The Cunning Realist noted the exchange between Harry Taylor and president Bush, and wrote:
History's proven that the greatest danger to a nation sometimes is not a wayward leader, but the unthinking masses desperate to surrender freedom to someone---anyone---promising to "protect" them. It's during those times that the individual's most lethal enemy is not his government, but his next-door neighbor.

Instead of "booo," the audience at the president's event might just as well have bleated "baaahhh."
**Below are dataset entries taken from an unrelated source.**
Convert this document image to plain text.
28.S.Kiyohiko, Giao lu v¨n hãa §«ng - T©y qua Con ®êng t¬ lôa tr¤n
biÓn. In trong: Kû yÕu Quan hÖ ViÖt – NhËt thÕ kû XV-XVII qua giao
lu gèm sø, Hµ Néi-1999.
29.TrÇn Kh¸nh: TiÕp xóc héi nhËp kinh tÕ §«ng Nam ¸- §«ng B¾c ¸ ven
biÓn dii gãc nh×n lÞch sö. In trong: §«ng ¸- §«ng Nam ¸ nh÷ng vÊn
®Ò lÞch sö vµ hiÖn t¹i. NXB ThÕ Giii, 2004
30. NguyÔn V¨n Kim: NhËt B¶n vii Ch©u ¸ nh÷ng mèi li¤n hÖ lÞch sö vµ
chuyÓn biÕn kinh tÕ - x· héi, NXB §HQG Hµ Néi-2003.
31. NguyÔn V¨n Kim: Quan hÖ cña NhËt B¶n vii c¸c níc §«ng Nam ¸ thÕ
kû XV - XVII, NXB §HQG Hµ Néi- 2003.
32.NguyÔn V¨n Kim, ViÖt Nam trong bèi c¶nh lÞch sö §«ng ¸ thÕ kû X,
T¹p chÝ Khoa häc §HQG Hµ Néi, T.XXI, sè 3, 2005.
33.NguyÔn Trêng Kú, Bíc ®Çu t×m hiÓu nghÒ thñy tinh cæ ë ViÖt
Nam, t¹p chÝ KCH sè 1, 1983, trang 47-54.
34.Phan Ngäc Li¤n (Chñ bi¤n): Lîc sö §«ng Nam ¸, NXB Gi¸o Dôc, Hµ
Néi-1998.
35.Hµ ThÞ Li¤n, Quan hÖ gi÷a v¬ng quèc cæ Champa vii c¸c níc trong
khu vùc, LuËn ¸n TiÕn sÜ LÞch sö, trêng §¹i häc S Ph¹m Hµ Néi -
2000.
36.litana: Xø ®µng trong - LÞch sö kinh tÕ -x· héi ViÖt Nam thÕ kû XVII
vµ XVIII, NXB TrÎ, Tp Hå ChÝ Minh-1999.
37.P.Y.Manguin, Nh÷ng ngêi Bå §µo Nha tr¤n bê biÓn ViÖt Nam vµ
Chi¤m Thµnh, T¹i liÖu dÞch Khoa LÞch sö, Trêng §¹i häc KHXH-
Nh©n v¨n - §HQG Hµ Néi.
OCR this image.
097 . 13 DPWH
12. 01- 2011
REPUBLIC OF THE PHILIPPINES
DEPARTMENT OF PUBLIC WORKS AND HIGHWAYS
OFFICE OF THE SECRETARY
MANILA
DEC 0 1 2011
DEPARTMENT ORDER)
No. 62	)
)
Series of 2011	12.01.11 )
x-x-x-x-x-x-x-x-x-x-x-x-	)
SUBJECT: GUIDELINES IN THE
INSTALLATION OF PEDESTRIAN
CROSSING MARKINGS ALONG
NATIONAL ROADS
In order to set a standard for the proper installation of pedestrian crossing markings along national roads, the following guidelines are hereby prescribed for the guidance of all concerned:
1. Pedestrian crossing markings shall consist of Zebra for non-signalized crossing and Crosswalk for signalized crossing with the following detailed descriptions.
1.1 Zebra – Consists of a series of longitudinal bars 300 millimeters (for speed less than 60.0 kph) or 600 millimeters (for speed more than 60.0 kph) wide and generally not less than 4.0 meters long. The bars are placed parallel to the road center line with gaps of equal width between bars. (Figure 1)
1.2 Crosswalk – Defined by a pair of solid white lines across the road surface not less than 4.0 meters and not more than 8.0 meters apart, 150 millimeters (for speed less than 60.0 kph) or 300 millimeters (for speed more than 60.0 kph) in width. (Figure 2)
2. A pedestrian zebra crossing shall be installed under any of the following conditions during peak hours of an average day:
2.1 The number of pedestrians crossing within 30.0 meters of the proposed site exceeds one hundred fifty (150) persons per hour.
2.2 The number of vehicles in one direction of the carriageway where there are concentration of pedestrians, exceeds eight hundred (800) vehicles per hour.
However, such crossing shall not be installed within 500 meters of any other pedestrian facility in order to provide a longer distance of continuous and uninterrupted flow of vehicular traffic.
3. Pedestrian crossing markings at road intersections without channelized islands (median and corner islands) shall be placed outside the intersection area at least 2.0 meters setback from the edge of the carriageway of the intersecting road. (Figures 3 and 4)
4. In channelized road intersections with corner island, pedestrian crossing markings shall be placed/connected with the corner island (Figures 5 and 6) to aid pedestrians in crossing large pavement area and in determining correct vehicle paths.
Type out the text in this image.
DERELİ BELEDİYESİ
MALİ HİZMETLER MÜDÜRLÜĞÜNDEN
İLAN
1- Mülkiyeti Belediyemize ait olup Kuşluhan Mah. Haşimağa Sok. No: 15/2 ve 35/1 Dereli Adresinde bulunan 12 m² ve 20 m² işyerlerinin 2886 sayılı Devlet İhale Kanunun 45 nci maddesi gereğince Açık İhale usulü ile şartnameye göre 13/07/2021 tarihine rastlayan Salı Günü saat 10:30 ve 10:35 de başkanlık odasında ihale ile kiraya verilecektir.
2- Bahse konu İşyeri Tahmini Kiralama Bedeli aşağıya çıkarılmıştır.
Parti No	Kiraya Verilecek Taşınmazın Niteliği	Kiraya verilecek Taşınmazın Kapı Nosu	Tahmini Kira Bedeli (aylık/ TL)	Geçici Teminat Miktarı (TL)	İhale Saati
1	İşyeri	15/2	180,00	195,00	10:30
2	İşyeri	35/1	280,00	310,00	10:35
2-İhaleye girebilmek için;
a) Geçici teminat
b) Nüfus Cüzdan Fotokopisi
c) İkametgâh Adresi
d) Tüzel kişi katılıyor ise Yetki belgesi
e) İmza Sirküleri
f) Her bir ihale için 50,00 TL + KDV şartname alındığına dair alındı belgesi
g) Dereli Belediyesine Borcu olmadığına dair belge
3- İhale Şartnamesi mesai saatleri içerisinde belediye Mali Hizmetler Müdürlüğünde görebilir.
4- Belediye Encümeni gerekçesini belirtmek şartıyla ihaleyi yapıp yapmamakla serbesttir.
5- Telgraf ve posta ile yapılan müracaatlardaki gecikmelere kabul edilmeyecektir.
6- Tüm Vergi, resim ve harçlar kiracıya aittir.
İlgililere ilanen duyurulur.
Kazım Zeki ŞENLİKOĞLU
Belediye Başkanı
More and more, this president reminds me of the Roman tyrant Marius -- though we should be thankful that our Marius has been less efficient and productive. From Plutarch's Life of Gauis Marius (my emphasis because Plutarch did not have Blogger):
Marius was now in his fifth consulship, and he sued for his sixth in such a manner as never any man before him had done, even for his first; he courted the people's favour and ingratiated himself with the multitude by every sort of complaisance; not only derogating from the state and dignity of his office, but also belying his own character, by attempting to seem popular and obliging, for which nature had never designed him. His passion for distinction did, indeed, they say, make him exceedingly timorous in any political matters, or in confronting public assemblies; and that undaunted presence of mind he always showed in battle against the enemy forsook him when he was to address the people; he was easily upset by the most ordinary commendation or dispraise. It is told of him, that having at one time given the freedom of the city to one thousand men of Camerinum who had behaved valiantly in this war, and this seeming to be illegally done, upon some one or other calling him to an account for it, he answered, that the law spoke too softly to be heard in such a noise of war; yet he himself appeared to be more disconcerted and overcome by the clamour made in the assemblies. The need they had of him in time of war procured him power and dignity; but in civil affairs, when he despaired of getting the first place, he was forced to betake himself to the favour of the people, never caring to be a good man so that he were but a great one.